Penn Virginia Merger Agreement

On October 28, 2018, we entered into a definitive Agreement and Plan of Merger (the “Merger Agreement”) with Penn Virginia Corporation (NASDAQ: PVAC) (“Penn Virginia”), the closing of which is subject to approval by shareholders of Penn Virginia and Denbury’s stockholders and other conditions. The Merger Agreement provides for each share of Penn Virginia common stock (“Penn Virginia Common Stock”), issued and outstanding immediately prior to the effective time of the merger (other than as described in the Merger Agreement) to be converted into the right to receive, at the election of the holder of such share of Penn Virginia Common Stock, either, (i) $25.86 in cash without interest and 12.4 shares of the Company’s common stock (“Denbury Common Stock”), (ii) $79.80 in cash without interest (the “Cash Election”), or (iii) 18.3454 shares of Denbury Common Stock (the “Stock Election”). The Cash and Stock Elections are to be subject to proration to ensure that the total amount of cash paid to holders of Penn Virginia Common Stock is equal to $400 million. In the aggregate, $400 million in cash and approximately 191.8 million shares of Denbury Common Stock are expected to be paid as merger consideration. Consummation of the merger is subject to satisfaction of customary conditions. Denbury and Penn Virginia each scheduled April 17, 2019 as the date for their respective upcoming special stockholder meetings, at which time shareholders will vote on, among other items, the merger of Penn Virginia with and into Denbury.
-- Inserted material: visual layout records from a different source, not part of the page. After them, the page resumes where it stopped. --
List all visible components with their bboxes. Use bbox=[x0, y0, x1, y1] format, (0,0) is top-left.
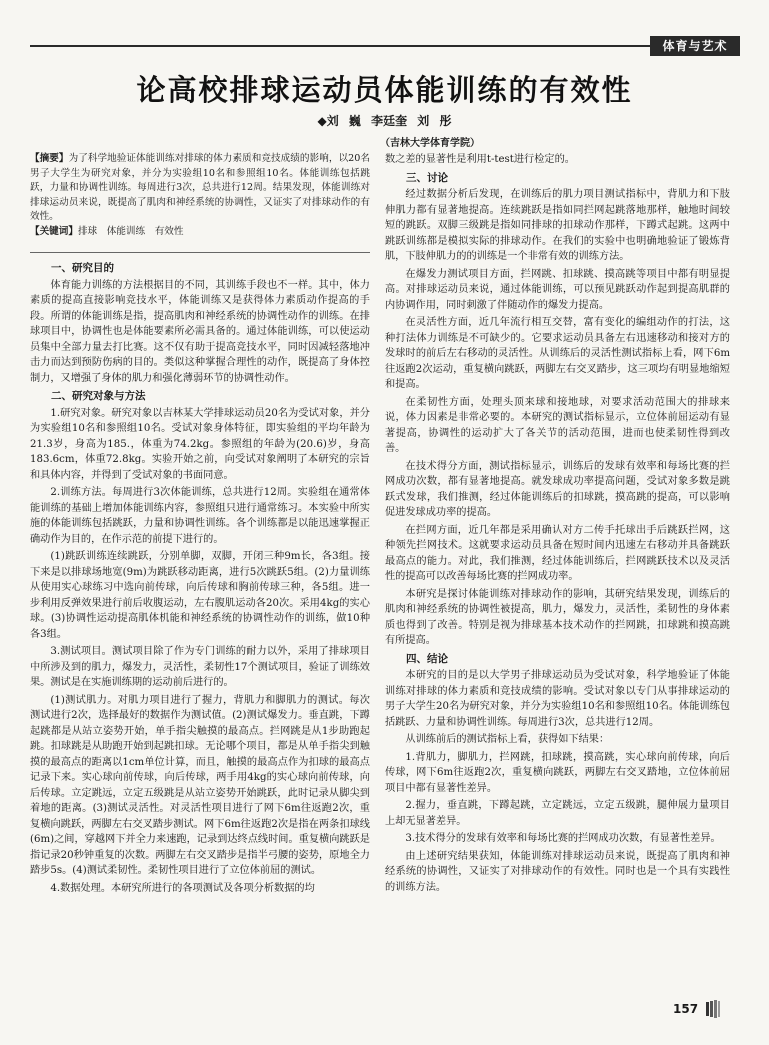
authors: ◆刘 巍 李廷奎 刘 彤 bbox=[317, 114, 452, 128]
page-number: 157 bbox=[673, 1002, 699, 1016]
paragraph: 本研究的目的是以大学男子排球运动员为受试对象，科学地验证了体能训练对排球的体力素质和竞技成绩的影响。受试对象以专门从事排球运动的男子大学生20名为研究对象，并分为实验组10名和参照组10名。体能训练包括跳跃、力量和协调性训练。每周进行3次，总共进行12周。 bbox=[385, 670, 730, 728]
keywords-label: 【关键词】 bbox=[30, 225, 78, 237]
paragraph: 2.训练方法。每周进行3次体能训练，总共进行12周。实验组在通常体能训练的基础上增加体能训练内容，参照组只进行通常练习。本实验中所实施的体能训练包括跳跃，力量和协调性训练。各个训练都是以能迅速掌握正确动作为目的，在作示范的前提下进行的。 bbox=[30, 487, 370, 545]
abstract-text: 为了科学地验证体能训练对排球的体力素质和竞技成绩的影响，以20名男子大学生为研究对象，并分为实验组10名和参照组10名。体能训练包括跳跃，力量和协调性训练。每周进行3次，总共进行12周。结果发现，体能训练对排球运动员来说，既提高了肌肉和神经系统的协调性，又证实了对排球动作的有效性。 bbox=[30, 153, 370, 222]
section-heading: 三、讨论 bbox=[406, 171, 448, 184]
paragraph: 体育能力训练的方法根据目的不同，其训练手段也不一样。其中，体力素质的提高直接影响竞技水平，体能训练又是获得体力素质动作提高的手段。所谓的体能训练是指，提高肌肉和神经系统的协调性动作的训练。在排球项目中，协调性也是体能要素所必需具备的。通过体能训练，可以使运动员集中全部力量去打比赛。这不仅有助于提高竞技水平，同时因减轻落地冲击力而达到预防伤病的目的。类似这种掌握合理性的动作，既提高了身体控制力，又增强了身体的肌力和强化薄弱环节的协调性动作。 bbox=[30, 279, 370, 384]
paragraph: 在爆发力测试项目方面，拦网跳、扣球跳、摸高跳等项目中都有明显提高。对排球运动员来说，通过体能训练，可以预见跳跃动作起到提高肌群的内协调作用，同时刺激了伴随动作的爆发力提高。 bbox=[385, 268, 730, 311]
paragraph: 3.技术得分的发球有效率和每场比赛的拦网成功次数，有显著性差异。 bbox=[405, 833, 721, 844]
article-title: 论高校排球运动员体能训练的有效性 bbox=[136, 73, 633, 107]
paragraph: (1)跳跃训练连续跳跃，分别单脚，双脚，开闭三种9m长，各3组。接下来是以排球场地宽(9m)为跳跃移动距离，进行5次跳跃5组。(2)力量训练从使用实心球练习中选向前传球，向后传球和胸前传球三种，各5组。进一步利用反弹效果进行前后收腹运动，左右腹肌运动各20次。采用4kg的实心球。(3)协调性运动提高肌体机能和神经系统的协调性动作的训练，做10种各3组。 bbox=[30, 551, 370, 640]
section-tag: 体育与艺术 bbox=[650, 36, 740, 56]
keywords-text: 排球 体能训练 有效性 bbox=[77, 225, 184, 237]
abstract bbox=[30, 152, 370, 239]
section-heading: 四、结论 bbox=[406, 652, 448, 665]
paragraph: 1.研究对象。研究对象以吉林某大学排球运动员20名为受试对象，并分为实验组10名和参照组10名。受试对象身体特征，即实验组的平均年龄为21.3岁，身高为185.，体重为74.2kg。参照组的年龄为(20.6)岁，身高183.6cm，体重72.8kg。实验开始之前，向受试对象阐明了本研究的宗旨和具体内容，并得到了受试对象的书面同意。 bbox=[30, 407, 370, 481]
paragraph: 在技术得分方面，测试指标显示，训练后的发球有效率和每场比赛的拦网成功次数，都有显著地提高。就发球成功率提高问题，受试对象多数是跳跃式发球，我们推测，经过体能训练后的扣球跳，摸高跳的提高，可以影响促进发球成功率的提高。 bbox=[385, 460, 730, 518]
right-column bbox=[385, 152, 730, 897]
paragraph: 由上述研究结果获知，体能训练对排球运动员来说，既提高了肌肉和神经系统的协调性，又证实了对排球动作的有效性。同时也是一个具有实践性的训练方法。 bbox=[385, 850, 730, 893]
paragraph: 3.测试项目。测试项目除了作为专门训练的耐力以外，采用了排球项目中所涉及到的肌力，爆发力，灵活性，柔韧性17个测试项目，验证了训练效果。测试是在实施训练期的运动前后进行的。 bbox=[30, 646, 370, 688]
paragraph: 2.握力，垂直跳，下蹲起跳，立定跳远，立定五级跳，腿伸展力量项目上却无显著差异。 bbox=[385, 800, 730, 827]
paragraph: (1)测试肌力。对肌力项目进行了握力，背肌力和脚肌力的测试。每次测试进行2次，选择最好的数据作为测试值。(2)测试爆发力。垂直跳，下蹲起跳都是从站立姿势开始，单手指尖触摸的最高点。拦网跳是从1步助跑起跳。扣球跳是从助跑开始到起跳扣球。无论哪个项目，都是从单手指尖到触摸的最高点的距离以1cm单位计算，而且，触摸的最高点作为扣球的最高点记录下来。实心球向前传球，向后传球，两手用4kg的实心球向前传球，向后传球。立定跳远，立定五级跳是从站立姿势开始跳跃，此时记录从脚尖到着地的距离。(3)测试灵活性。对灵活性项目进行了网下6m往返跑2次，重复横向跳跃，两脚左右交叉踏步测试。网下6m往返跑2次是指在两条扣球线(6m)之间，穿越网下并全力来速跑，记录到达终点线时间。重复横向跳跃是指记录20秒钟重复的次数。两脚左右交叉踏步是指半弓腰的姿势，原地全力踏步5s。(4)测试柔韧性。柔韧性项目进行了立位体前屈的测试。 bbox=[30, 694, 370, 876]
paragraph: 1.背肌力，脚肌力，拦网跳，扣球跳，摸高跳，实心球向前传球，向后传球，网下6m往返跑2次，重复横向跳跃，两脚左右交叉踏地，立位体前屈项目中都有显著性差异。 bbox=[385, 751, 730, 794]
paragraph: 从训练前后的测试指标上看，获得如下结果： bbox=[405, 734, 610, 745]
page-marker-icon bbox=[706, 1000, 720, 1018]
abstract-label: 【摘要】 bbox=[30, 153, 69, 164]
paragraph: 在灵活性方面，近几年流行相互交替，富有变化的编组动作的打法，这种打法体力训练是不可缺少的。它要求运动员具备左右迅速移动和接对方的发球时的前后左右移动的灵活性。从训练后的灵活性测试指标上看，网下6m往返跑2次运动，重复横向跳跃，两脚左右交叉踏步，这三项均有明显地缩短和提高。 bbox=[385, 317, 730, 390]
section-heading: 一、研究目的 bbox=[51, 262, 114, 274]
affiliation: （吉林大学体育学院） bbox=[380, 138, 480, 149]
header-rule bbox=[30, 45, 650, 47]
paragraph: 在柔韧性方面，处理头顶来球和接地球，对要求活动范围大的排球来说，体力因素是非常必要的。本研究的测试指标显示，立位体前屈运动有显著提高，协调性的运动扩大了各关节的活动范围，进而也使柔韧性得到改善。 bbox=[385, 396, 730, 454]
paragraph: 在拦网方面，近几年都是采用确认对方二传手托球出手后跳跃拦网，这种领先拦网技术。这就要求运动员具备在短时间内迅速左右移动并具备跳跃最高点的能力。对此，我们推测，经过体能训练后，拦网跳跃技术以及灵活性的提高可以改善每场比赛的拦网成功率。 bbox=[385, 524, 730, 582]
left-column bbox=[30, 258, 370, 898]
paragraph: 本研究是探讨体能训练对排球动作的影响，其研究结果发现，训练后的肌肉和神经系统的协调性被提高，肌力，爆发力，灵活性，柔韧性的身体素质也得到了改善。特别是视为排球基本技术动作的拦网跳，扣球跳和摸高跳有所提高。 bbox=[385, 588, 730, 646]
section-heading: 二、研究对象与方法 bbox=[51, 390, 146, 402]
paragraph: 4.数据处理。本研究所进行的各项测试及各项分析数据的均 bbox=[50, 882, 315, 894]
paragraph: 数之差的显著性是利用t-test进行检定的。 bbox=[385, 154, 575, 165]
paragraph: 经过数据分析后发现，在训练后的肌力项目测试指标中，背肌力和下肢伸肌力都有显著地提高。连续跳跃是指如同拦网起跳落地那样，触地时间较短的跳跃。双脚三级跳是指如同排球的扣球动作那样，下蹲式起跳。这两中跳跃训练都是模拟实际的排球动作。在我们的实验中也明确地验证了锻炼背肌，下肢伸肌力的的训练是一个非常有效的训练方法。 bbox=[385, 189, 730, 262]
abstract-divider bbox=[30, 252, 370, 253]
October 2018 Financing Commitment Letter

In connection with the Merger Agreement, Denbury received a commitment letter from JPMorgan Chase Bank, N.A., subject to certain funding conditions, for a proposed new $1.2 billion senior secured revolving credit facility with a maturity date of December 9, 2021 and a $400 million senior secured second lien bridge facility to be available to the extent Denbury does not secure alternate financing prior to April 30, 2019. These two new debt financings are expected to be used to fully or partially fund the $400 million cash portion of the consideration in the acquisition, potentially retire and replace Penn Virginia’s $200 million second lien term loan, replace Penn Virginia’s existing bank credit facility, which had $321 million drawn and outstanding as of December 31, 2018, and pay fees and expenses.